Su Dino Formaggio

Nella personalità e nel pensiero di Dino Formaggio centrale è il problema del fare. La sua vita è incentrata sul fare: dal breve tempo del lavoro dipendente al lavoro artistico, dal lavoro didattico a quello teorico.

E la sua estetica è un’estetica del fare. In un suo primo e più specifico senso, con ampie ricadute teoriche, il fare si lega alla tecnica artistica, alle materie con cui l’arte si misura, alla durezza del reale con cui si scontra. La Fenomenologia della tecnica artistica è l’opera teorica in cui con maggior incisività si pone il problema del fare; Arte come comunicazione ne è il sintomatico soprattitolo. È del 1953, ma riprende la tesi di laurea del 1938, cui diede un sensibile impulso (fornendo importanti contributi) Antonia Pozzi. Del termine “fenomenologia” Formaggio – che avrebbe conosciuto solo più tardi Husserl, anche sulla scia di Enzo Paci – è debitore a Banfi: quello fenomenologico è un momento imprescindibile del modo di far estetica da lui teorizzato; sul piano concreto ne sono un ottimo esempio gli appunti che dedicò all’esecuzione musicale. Nel testo di Formaggio fenomenologia indica un modo di procedere che individua da diversi punti di vista i piani molteplici di cui si intesse  il complesso fenomeno della tecnica artistica e della riflessione su di essa: filosofico (in costante polemica con le estetiche del neoidealismo), esistenziale (naturale, psicologico, sociologico, culturale), epistemologico (con grande attenzione all’estetica francese e al movimento della Allgemeine Kunstwissenshaft di Max Dessoir e Emil Utitz); viene infine rilevato dinamicamente un ciclo fenomenologico della tecnica artistica, nella sua connessione coi materiali di cui l’arte si avvale.

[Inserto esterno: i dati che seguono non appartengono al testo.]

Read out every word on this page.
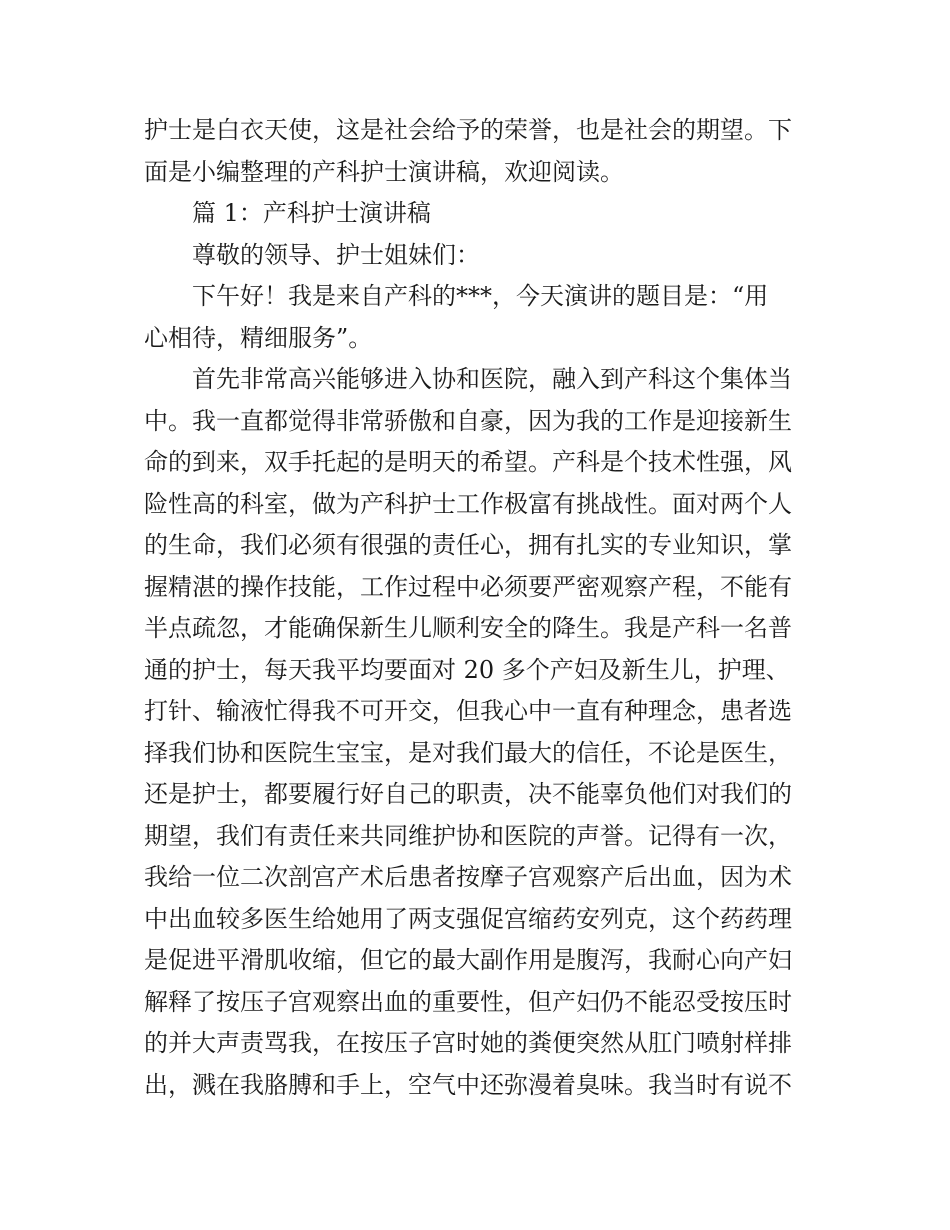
护士是白衣天使，这是社会给予的荣誉，也是社会的期望。下
面是小编整理的产科护士演讲稿，欢迎阅读。
篇 1：产科护士演讲稿
尊敬的领导、护士姐妹们：
下午好！我是来自产科的***，今天演讲的题目是：“用
心相待，精细服务”。
首先非常高兴能够进入协和医院，融入到产科这个集体当
中。我一直都觉得非常骄傲和自豪，因为我的工作是迎接新生
命的到来，双手托起的是明天的希望。产科是个技术性强，风
险性高的科室，做为产科护士工作极富有挑战性。面对两个人
的生命，我们必须有很强的责任心，拥有扎实的专业知识，掌
握精湛的操作技能，工作过程中必须要严密观察产程，不能有
半点疏忽，才能确保新生儿顺利安全的降生。我是产科一名普
通的护士，每天我平均要面对 20 多个产妇及新生儿，护理、
打针、输液忙得我不可开交，但我心中一直有种理念，患者选
择我们协和医院生宝宝，是对我们最大的信任，不论是医生，
还是护士，都要履行好自己的职责，决不能辜负他们对我们的
期望，我们有责任来共同维护协和医院的声誉。记得有一次，
我给一位二次剖宫产术后患者按摩子宫观察产后出血，因为术
中出血较多医生给她用了两支强促宫缩药安列克，这个药药理
是促进平滑肌收缩，但它的最大副作用是腹泻，我耐心向产妇
解释了按压子宫观察出血的重要性，但产妇仍不能忍受按压时
的并大声责骂我，在按压子宫时她的粪便突然从肛门喷射样排
出，溅在我胳膊和手上，空气中还弥漫着臭味。我当时有说不
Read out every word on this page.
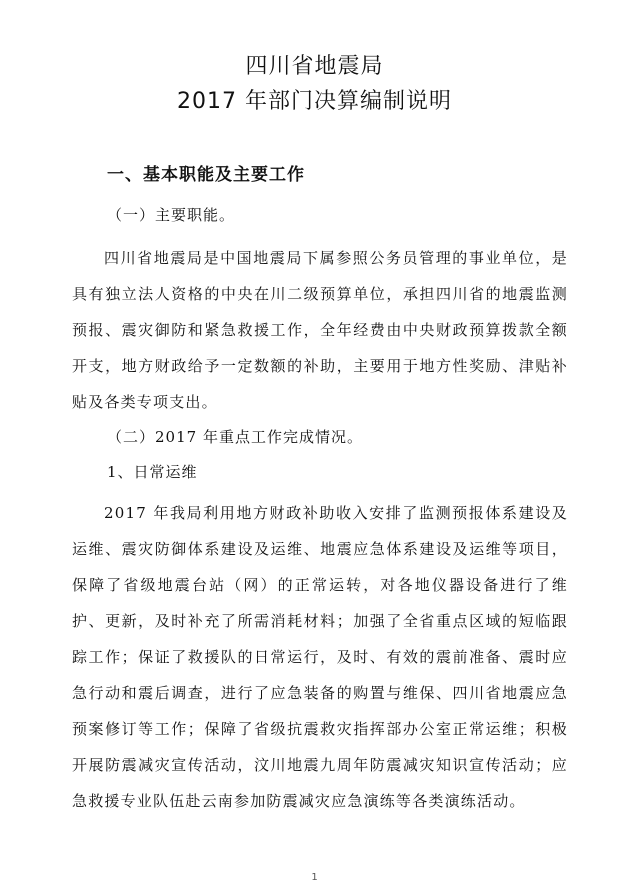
四川省地震局
2017 年部门决算编制说明
一、基本职能及主要工作
（一）主要职能。

四川省地震局是中国地震局下属参照公务员管理的事业单位，是具有独立法人资格的中央在川二级预算单位，承担四川省的地震监测预报、震灾御防和紧急救援工作，全年经费由中央财政预算拨款全额开支，地方财政给予一定数额的补助，主要用于地方性奖励、津贴补贴及各类专项支出。

（二）2017 年重点工作完成情况。
1、日常运维

2017 年我局利用地方财政补助收入安排了监测预报体系建设及运维、震灾防御体系建设及运维、地震应急体系建设及运维等项目，保障了省级地震台站（网）的正常运转，对各地仪器设备进行了维护、更新，及时补充了所需消耗材料；加强了全省重点区域的短临跟踪工作；保证了救援队的日常运行，及时、有效的震前准备、震时应急行动和震后调查，进行了应急装备的购置与维保、四川省地震应急预案修订等工作；保障了省级抗震救灾指挥部办公室正常运维；积极开展防震减灾宣传活动，汶川地震九周年防震减灾知识宣传活动；应急救援专业队伍赴云南参加防震减灾应急演练等各类演练活动。

1
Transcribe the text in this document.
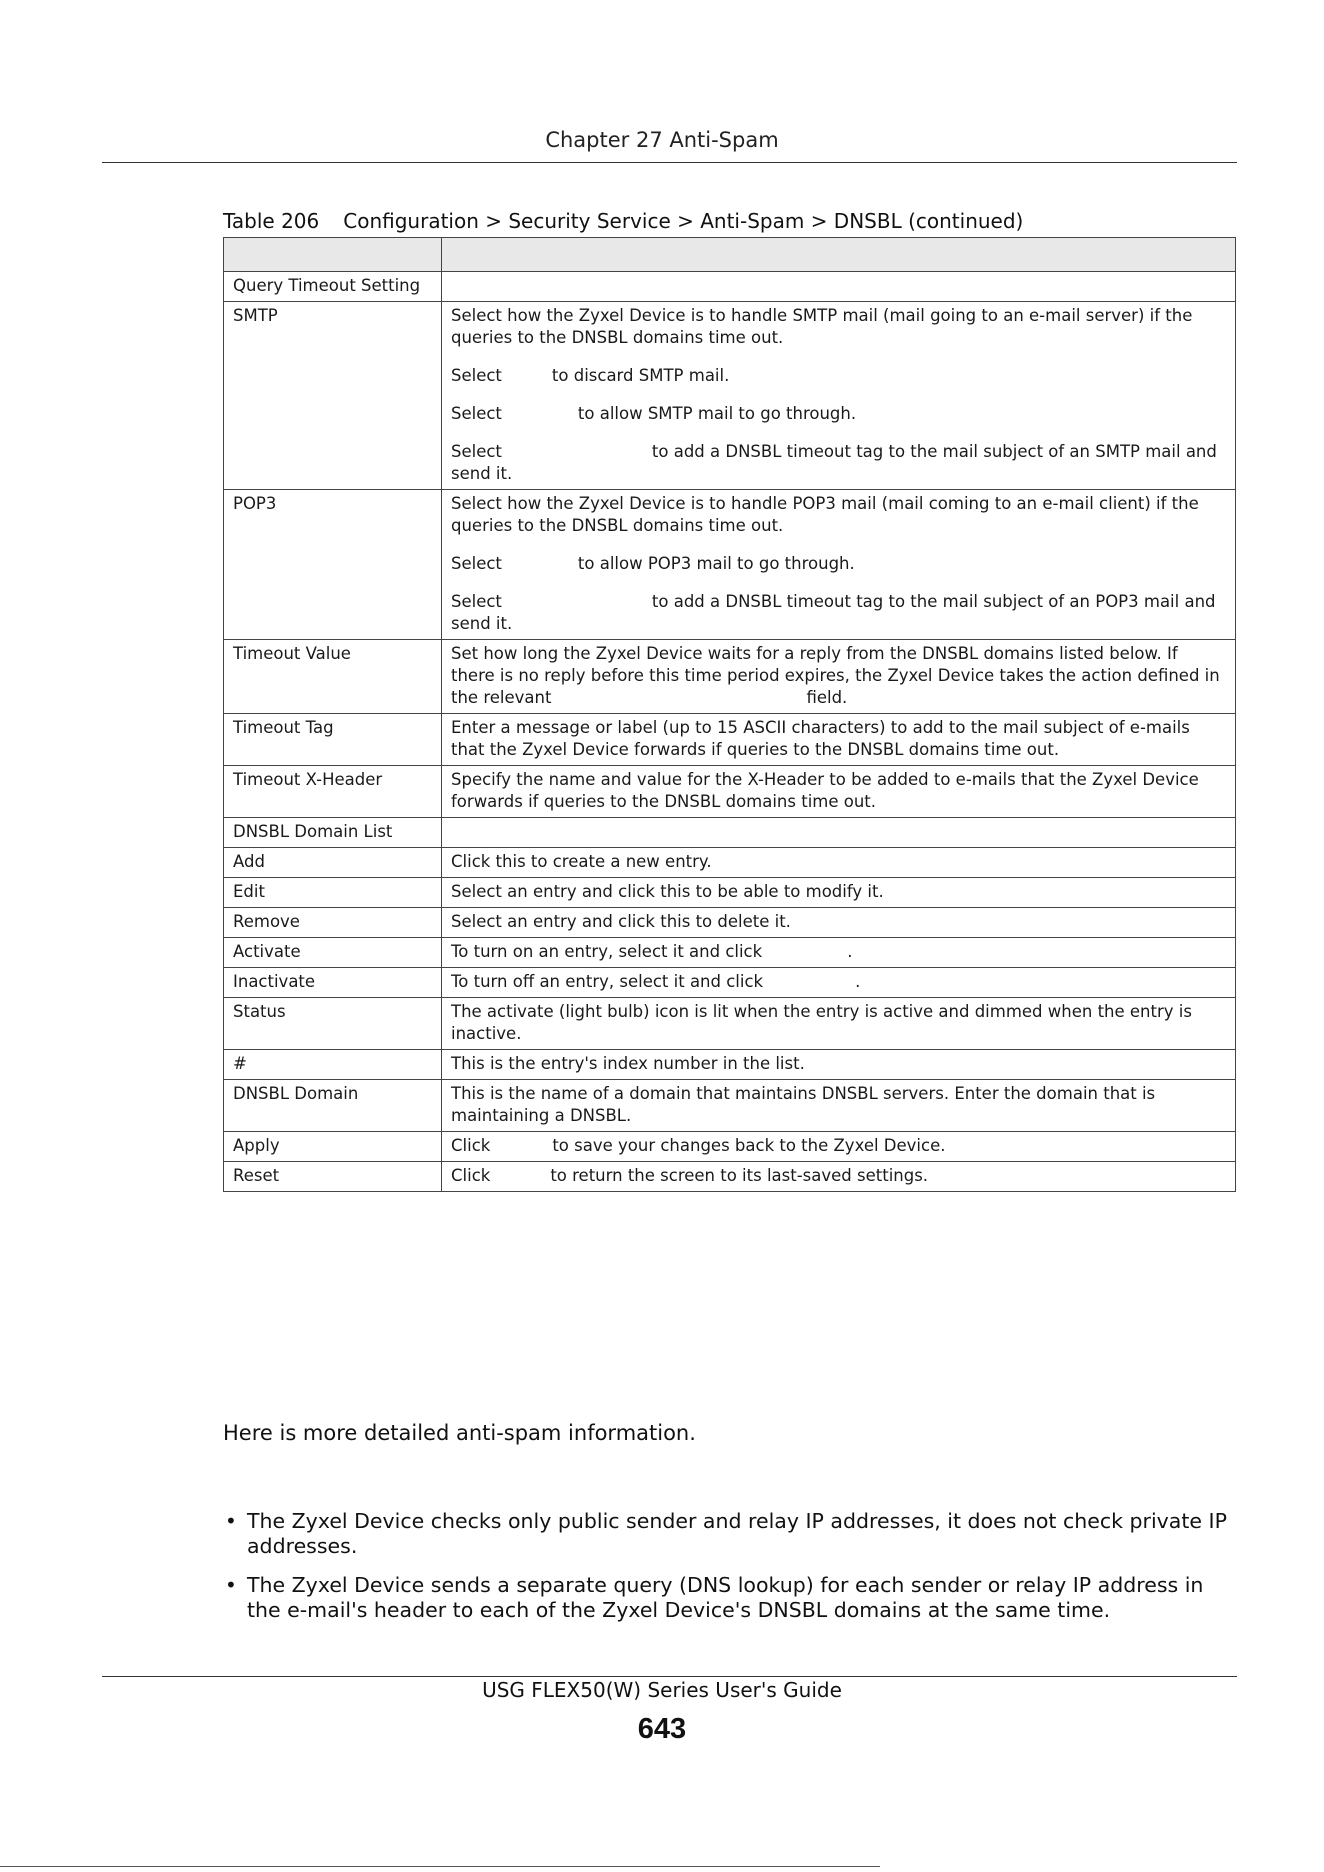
Chapter 27 Anti-Spam
Table 206 Configuration > Security Service > Anti-Spam > DNSBL (continued)

Query Timeout Setting	
SMTP	Select how the Zyxel Device is to handle SMTP mail (mail going to an e-mail server) if the queries to the DNSBL domains time out.

Select to discard SMTP mail.

Select to allow SMTP mail to go through.

Select to add a DNSBL timeout tag to the mail subject of an SMTP mail and send it.

POP3	Select how the Zyxel Device is to handle POP3 mail (mail coming to an e-mail client) if the queries to the DNSBL domains time out.

Select to allow POP3 mail to go through.

Select to add a DNSBL timeout tag to the mail subject of an POP3 mail and send it.

Timeout Value	Set how long the Zyxel Device waits for a reply from the DNSBL domains listed below. If there is no reply before this time period expires, the Zyxel Device takes the action defined in the relevant field.

Timeout Tag	Enter a message or label (up to 15 ASCII characters) to add to the mail subject of e-mails that the Zyxel Device forwards if queries to the DNSBL domains time out.

Timeout X-Header	Specify the name and value for the X-Header to be added to e-mails that the Zyxel Device forwards if queries to the DNSBL domains time out.

DNSBL Domain List	
Add	Click this to create a new entry.

Edit	Select an entry and click this to be able to modify it.

Remove	Select an entry and click this to delete it.

Activate	To turn on an entry, select it and click .

Inactivate	To turn off an entry, select it and click .

Status	The activate (light bulb) icon is lit when the entry is active and dimmed when the entry is inactive.

#	This is the entry's index number in the list.

DNSBL Domain	This is the name of a domain that maintains DNSBL servers. Enter the domain that is maintaining a DNSBL.

Apply	Click to save your changes back to the Zyxel Device.

Reset	Click to return the screen to its last-saved settings.

Here is more detailed anti-spam information.
• The Zyxel Device checks only public sender and relay IP addresses, it does not check private IP addresses.
• The Zyxel Device sends a separate query (DNS lookup) for each sender or relay IP address in the e-mail's header to each of the Zyxel Device's DNSBL domains at the same time.
USG FLEX50(W) Series User's Guide
643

Da quest’opera derivano per vie diverse i libri successivi, tra cui segnalo innanzitutto il secondo lavoro di rilievo, che ha per titolo L’idea di artisticità, del 1962; dove l’idea è idea di un’arte considerata dal punto di vista del fare, appunto. Il termine idea (nel suo senso di idea trascendentale) è mutuato da Banfi, il quale però teorizza di un’idea che ha le proprie radici nell’intuire. Non a caso Formaggio all’idea banfiana di esteticità (che per lui ha in sé un che di contemplativo) sostituisce, come principio atto a render conto della realtà estetico-artistica, l’idea di artisticità, che implica qualcosa di fattivo. In L’idea di artisticità restano infine significative le pagine dedicate al problema della “morte dell’arte”, considerato nella sua connessione con “la genesi della moderna idea di artisticità”; e si delinea nettamente la separazione dell’estetica dalle poetiche, dalla critica d’arte e dalla storia dell’arte.

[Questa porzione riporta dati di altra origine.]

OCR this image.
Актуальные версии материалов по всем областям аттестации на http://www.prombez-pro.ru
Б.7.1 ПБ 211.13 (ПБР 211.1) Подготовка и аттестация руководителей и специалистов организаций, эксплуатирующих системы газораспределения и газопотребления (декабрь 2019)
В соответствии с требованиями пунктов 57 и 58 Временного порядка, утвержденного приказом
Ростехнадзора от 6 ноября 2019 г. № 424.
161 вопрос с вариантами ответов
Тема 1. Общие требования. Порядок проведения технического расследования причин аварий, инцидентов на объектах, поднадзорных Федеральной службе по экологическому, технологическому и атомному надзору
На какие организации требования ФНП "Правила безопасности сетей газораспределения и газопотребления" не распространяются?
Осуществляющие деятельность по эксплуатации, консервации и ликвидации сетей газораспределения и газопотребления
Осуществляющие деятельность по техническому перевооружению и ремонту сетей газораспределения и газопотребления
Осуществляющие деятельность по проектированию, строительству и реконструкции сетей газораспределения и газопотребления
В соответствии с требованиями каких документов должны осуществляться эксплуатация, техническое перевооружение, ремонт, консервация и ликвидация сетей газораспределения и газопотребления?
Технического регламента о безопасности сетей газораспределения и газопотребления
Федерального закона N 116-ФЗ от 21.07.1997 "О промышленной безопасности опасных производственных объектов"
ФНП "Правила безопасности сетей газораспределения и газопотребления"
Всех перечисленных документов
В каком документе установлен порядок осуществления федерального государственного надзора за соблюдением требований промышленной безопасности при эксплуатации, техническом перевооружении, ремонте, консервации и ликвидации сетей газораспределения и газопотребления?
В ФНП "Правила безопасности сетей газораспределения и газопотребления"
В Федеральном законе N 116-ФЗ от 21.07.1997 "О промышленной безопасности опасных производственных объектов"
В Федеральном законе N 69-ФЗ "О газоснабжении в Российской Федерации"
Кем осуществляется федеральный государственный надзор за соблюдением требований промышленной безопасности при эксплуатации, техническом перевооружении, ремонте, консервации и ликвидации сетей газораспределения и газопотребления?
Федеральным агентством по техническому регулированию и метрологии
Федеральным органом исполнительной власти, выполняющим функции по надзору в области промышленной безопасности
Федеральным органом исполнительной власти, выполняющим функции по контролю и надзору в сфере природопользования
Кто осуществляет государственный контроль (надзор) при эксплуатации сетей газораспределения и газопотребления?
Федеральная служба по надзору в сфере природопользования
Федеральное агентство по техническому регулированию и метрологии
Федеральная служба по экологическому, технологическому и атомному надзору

Il fare affonda le proprie radici nel modo in cui Formaggio vive il mondo dei sensi. Contrariamente a quanto avviene in Croce, egli distingue un’estetica come teoria del conoscere sensibile da un’estetica come teoria dell’arte; ma questo non toglie che ne scorga anche gli intrecci. Per lui il mondo sensibile, soprattutto nella sua modalità di mondo visibile, esiste, in senso forte; e lì ha le sue radici il mondo dell’arte. Non a caso nella piena maturità del suo pensiero la sua estetica si esprime come una filosofia del corpo, come testimonia tra i suoi libri soprattutto Arte (1973)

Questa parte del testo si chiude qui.